Report-back: AFT 2121’s meeting with Chancellor Tyler

Last week, faculty and students delivered a 90-foot-long scroll of over 2,500 signatures to our letter asking Chancellor Tyler and Vice Chancellor Lamb to stop the rash class cancellations. (See the SF Bay Guardian’s coverage here.) Unfortunately, they rescheduled the meeting to discuss these cancellations and only allowed three AFT representatives and no students into the meeting. Here’s a brief overview of the conversation. (See also this video debrief with President Messer just after the meeting.)

At the meeting, AFT 2121 reps and faculty questioned the administration’s rationale for cutting classes, especially before January 30, and stressed that course cancellations only exacerbate the crisis in student/public confidence, which is reflected in lowered enrollment numbers this term. We cited the many problems in the registration process, including the introduction of the new payment policies, which have delayed student enrollment.

IMG_1202We provided specific cases where students have been seriously disadvantaged by course cuts, citing, for example, students who will not be able to graduate from their programs this spring because requisite courses have been cancelled. We noted that whole programs will be affected as entry-level classes are cut, narrowing opportunities for future students. We also objected to early cancellations during the period of the Lunar New Year, which always impacts student enrollment and attendance in noncredit courses.

We received some recognition in response to our argument that this is not a “normal” semester at CCSF, and no amount of strong planning or “enrollment management” could predict or prepare for the enrollment patterns we are experiencing. But the current approach to this enrollment crisis will only undermine the trust of students and the public.

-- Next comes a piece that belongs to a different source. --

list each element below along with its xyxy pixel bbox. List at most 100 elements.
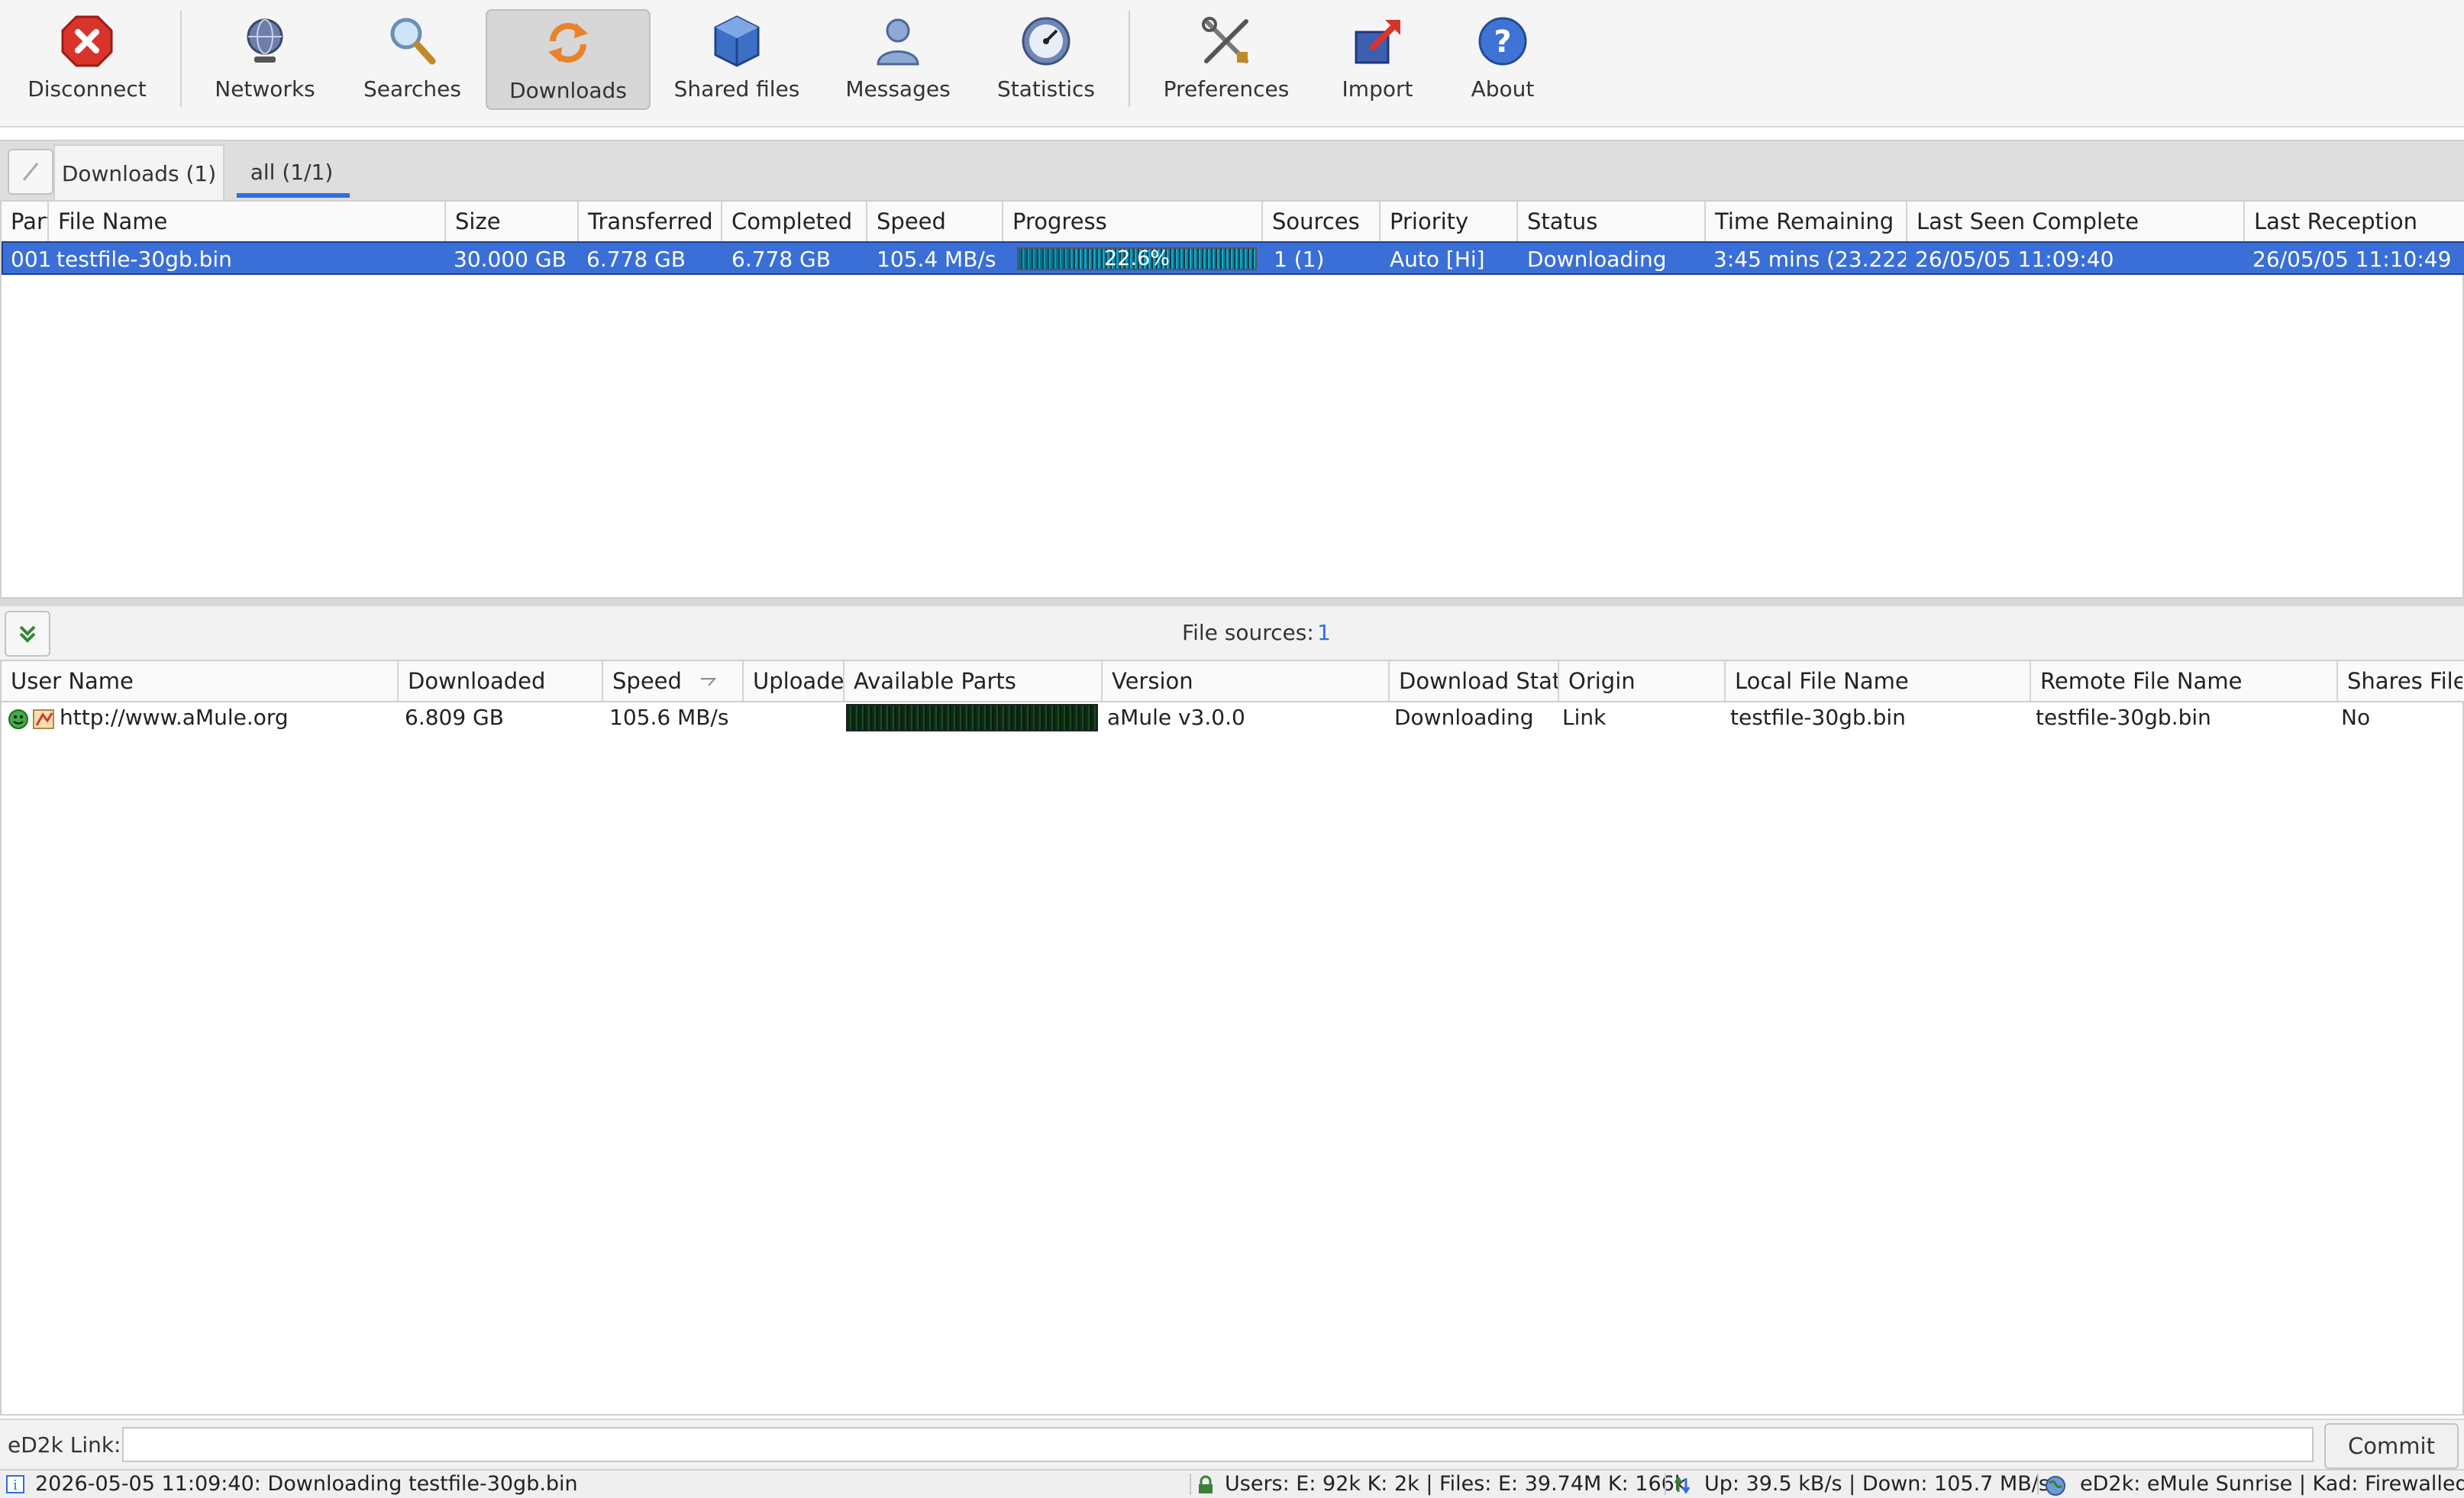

We stressed that the cancellation of courses is extremely disruptive for students. This approach to making our school more “productive” is not good business: it will only drive more students away rather than re-building their confidence (and our long-term enrollment). Moreover, it does not enhance the quality of education, which must remain our collective, primary goal.

Chancellor Tyler acknowledged that there are problems with Banner and the registration process. He said that he would review in detail the cuts and the rationales for cancellation. He and Vice Chancellor Susan Lamb said that they hoped many of the displaced students would be accommodated in late-start classes.

Instructor Jean Sieper, who attended the meeting, noted that it was important for administration to hear the voices of faculty and students being directly impacted by the cuts, and she appreciated that they agreed to look more carefully at individual cases. Her three sections of historically full humanities classes are all seeing substantially diminished enrollment this semester.

And there is the big picture, too. “It seems like this school and all community colleges in California are being run as businesses,” Sieper noted. “The problem is that the students have little recourse when the service they have contracted for is canceled or changed.”